The second publication discloses that one end of the polycapillary optics is adapted to receive a parallel beam and the other end is adapted to discharge a converging beam, so that the converging X-ray beam is incident on a small region of a sample. The use of the polycapillary optics provides the converging beam with a higher X-ray intensity per unit area.
Besides, the present invention is also concerned with a combination of the polycapillary optics and the parabolic multilayer mirror. In connection therewith, a combination of a flat monochromator and the polycapillary optics is suggested in Japanese Patent Publication No. 2004-205305 A (the third publication).
The third publication discloses a total-reflection fluorescent X-ray analysis apparatus, in which an X-ray source generates an X-ray beam, which is then made monochromatic by a flat monochromator, and thereafter enters into one capillary tube of a total-reflection type. The capillary tube has an exit, which is narrowed in inner diameter so as to discharge a converging beam. The third publication also describes that a bundle of plural capillary tubes are usable instead of one capillary tube.

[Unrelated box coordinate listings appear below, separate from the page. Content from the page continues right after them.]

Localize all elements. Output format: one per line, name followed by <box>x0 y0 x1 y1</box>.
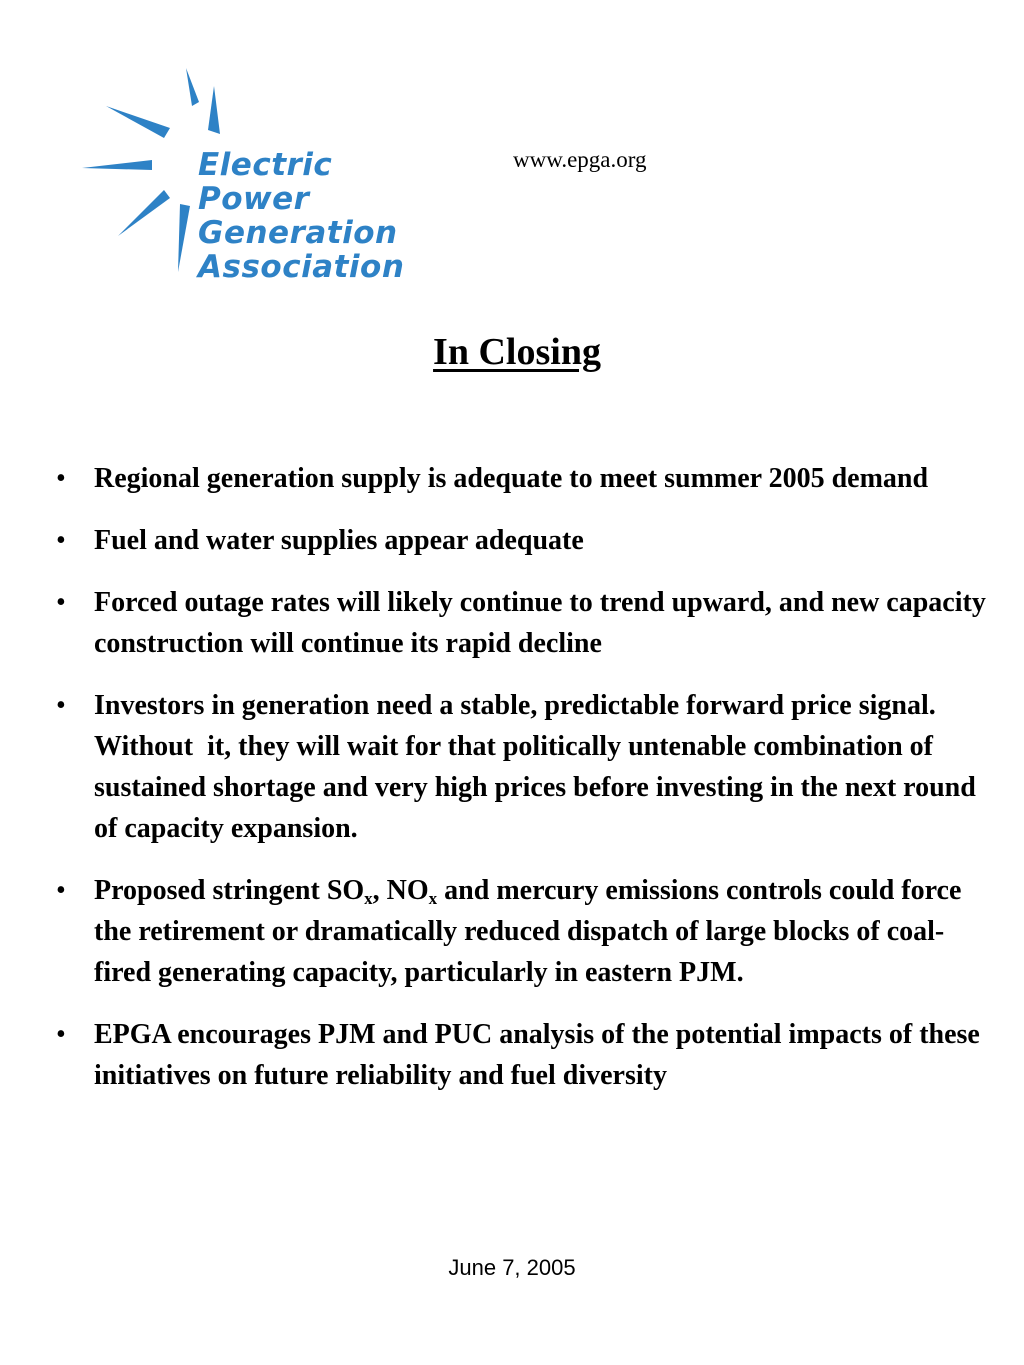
epga-logo <box>78 64 448 285</box>
bullet-item <box>56 1014 986 1096</box>
bullet-text-prefix: Proposed stringent SO <box>94 875 365 906</box>
logo-wordmark <box>198 148 404 284</box>
bullet-text: Fuel and water supplies appear adequate <box>94 525 584 556</box>
bullet-text: Forced outage rates will likely continue to trend upward, and new capacity construction will continue its rapid decline <box>94 587 986 659</box>
bullet-text-middle: , NO <box>372 875 429 906</box>
footer-date: June 7, 2005 <box>448 1255 576 1280</box>
bullet-icon: • <box>56 587 66 618</box>
bullet-text: EPGA encourages PJM and PUC analysis of the potential impacts of these initiatives on future reliability and fuel diversity <box>94 1019 980 1091</box>
bullet-icon: • <box>56 690 66 721</box>
logo-line-generation: Generation <box>198 215 398 251</box>
site-url: www.epga.org <box>513 147 647 172</box>
bullet-text <box>94 875 961 988</box>
bullet-icon: • <box>56 463 66 494</box>
bullet-text: Investors in generation need a stable, predictable forward price signal. Without it, they will wait for that politically untenable combination of sustained shortage and very high prices before investing in the next round of capacity expansion. <box>94 690 983 844</box>
bullet-item <box>56 870 986 993</box>
subscript-x: x <box>364 889 373 908</box>
bullet-text: Regional generation supply is adequate to meet summer 2005 demand <box>94 463 929 494</box>
page-title: In Closing <box>433 331 601 373</box>
bullet-item <box>56 520 986 561</box>
bullet-item <box>56 458 986 499</box>
bullet-list <box>56 458 986 1117</box>
bullet-icon: • <box>56 875 66 906</box>
bullet-text-suffix: and mercury emissions controls could force the retirement or dramatically reduced dispatch of large blocks of coal-fired generating capacity, particularly in eastern PJM. <box>94 875 962 988</box>
logo-line-power: Power <box>198 181 310 217</box>
bullet-item <box>56 685 986 849</box>
bullet-icon: • <box>56 525 66 556</box>
subscript-x: x <box>428 889 438 908</box>
bullet-item <box>56 582 986 664</box>
logo-line-electric: Electric <box>198 147 333 183</box>
bullet-icon: • <box>56 1019 66 1050</box>
logo-line-association: Association <box>198 249 405 285</box>
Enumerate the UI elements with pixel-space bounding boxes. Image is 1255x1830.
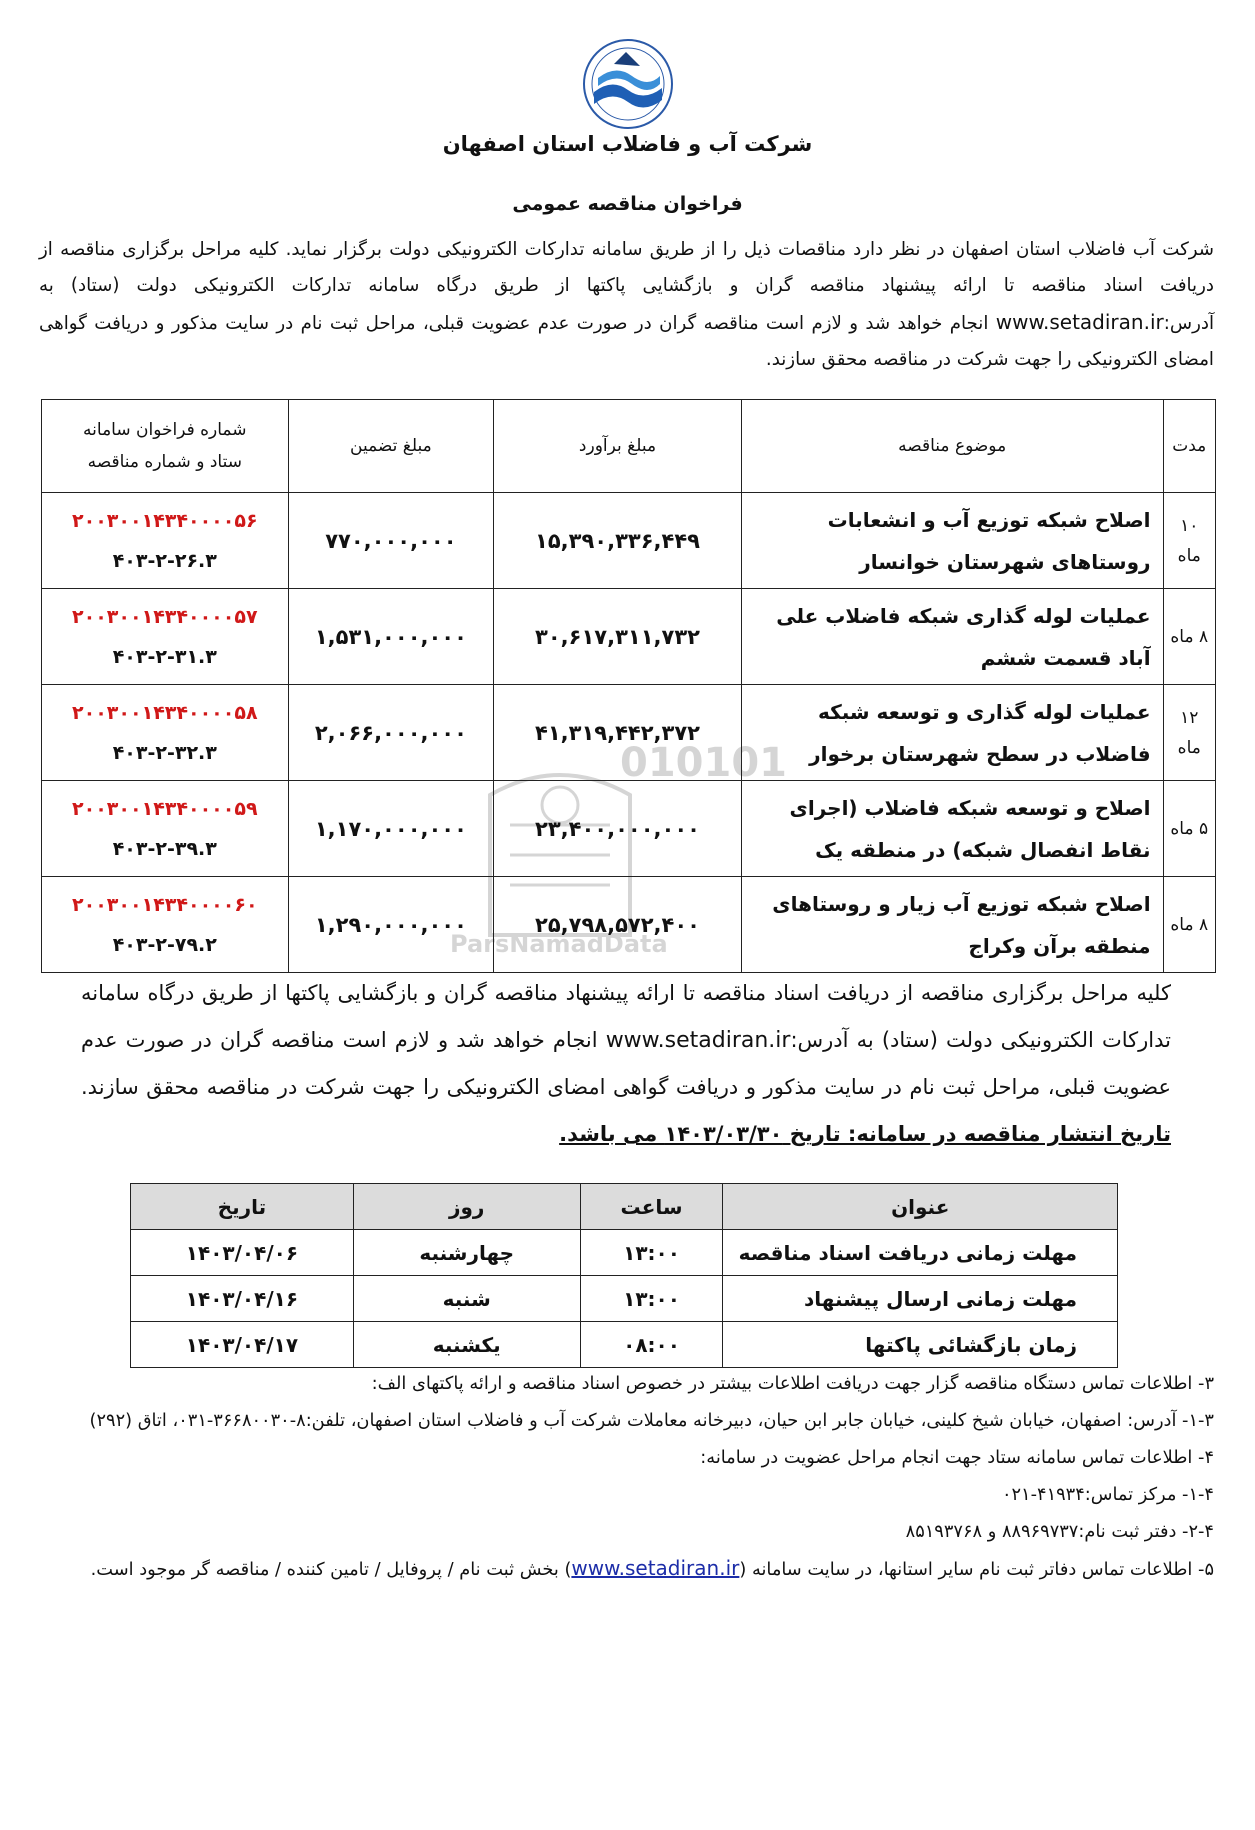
duration-unit: ماه [1177, 737, 1201, 758]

In the parallel beam method shown in FIG. 13, when it is planned to carry out X-ray diffraction measurement for a small region of a sample, it is necessary to reduce the sectional size of an X-ray beam arriving at the sample so that the X-ray beam is incident on the small region only. The first method therefor is to use a point X-ray source instead of the linear X-ray source. The second method is, as shown in FIG. 15, to arrange a selection slit device 32 for small region, which is formed with a small aperture 30, behind a multilayer mirror 18, and to add a height-restriction slit 34 at a divergence slit 28, i.e., the second method uses a two-slit optics for the small region. When the first method is adopted, it is necessary to prepare the point X-ray source other than the linear X-ray source, or to prepare a special X-ray tube whose focus can be changed over between the line focus and the point focus. When the second method is adopted, the major part of the parallel beam 20 is interrupted by the selection slit device 32 and the height-restriction slit 34, so that the intensity of the X-ray beam 21 arriving at the sample is remarkably reduced.
Incidentally, when the prior art disclosed in the second publication is used, it is sure that a converging beam focused on a point is obtained from the parallel beam, but the obtained beam is not monochromatic. In addition, the parallel beam that should be received is considered to be a parallel beam with a circular section, that is to say, the second publication does not mention the conversion of the X-ray beam having the linear section into a converging beam focused on a point. Further, the second publication does not mention changeover from an optics providing a converging beam focused on a point into another optics.
When the prior art disclosed in the third publication is used, there is obtained a monochromatic beam because the flat monochromator is used, and the obtained beam converges on a point. However, the parallel beam that should be received is considered to be a parallel beam with a circular section, that is to say, the third publication does not mention the conversion of the X-ray beam having the linear section into a converging beam focused on a point. Further, the third publication does not mention changeover from an optics providing a converging beam focused on a point into another optics.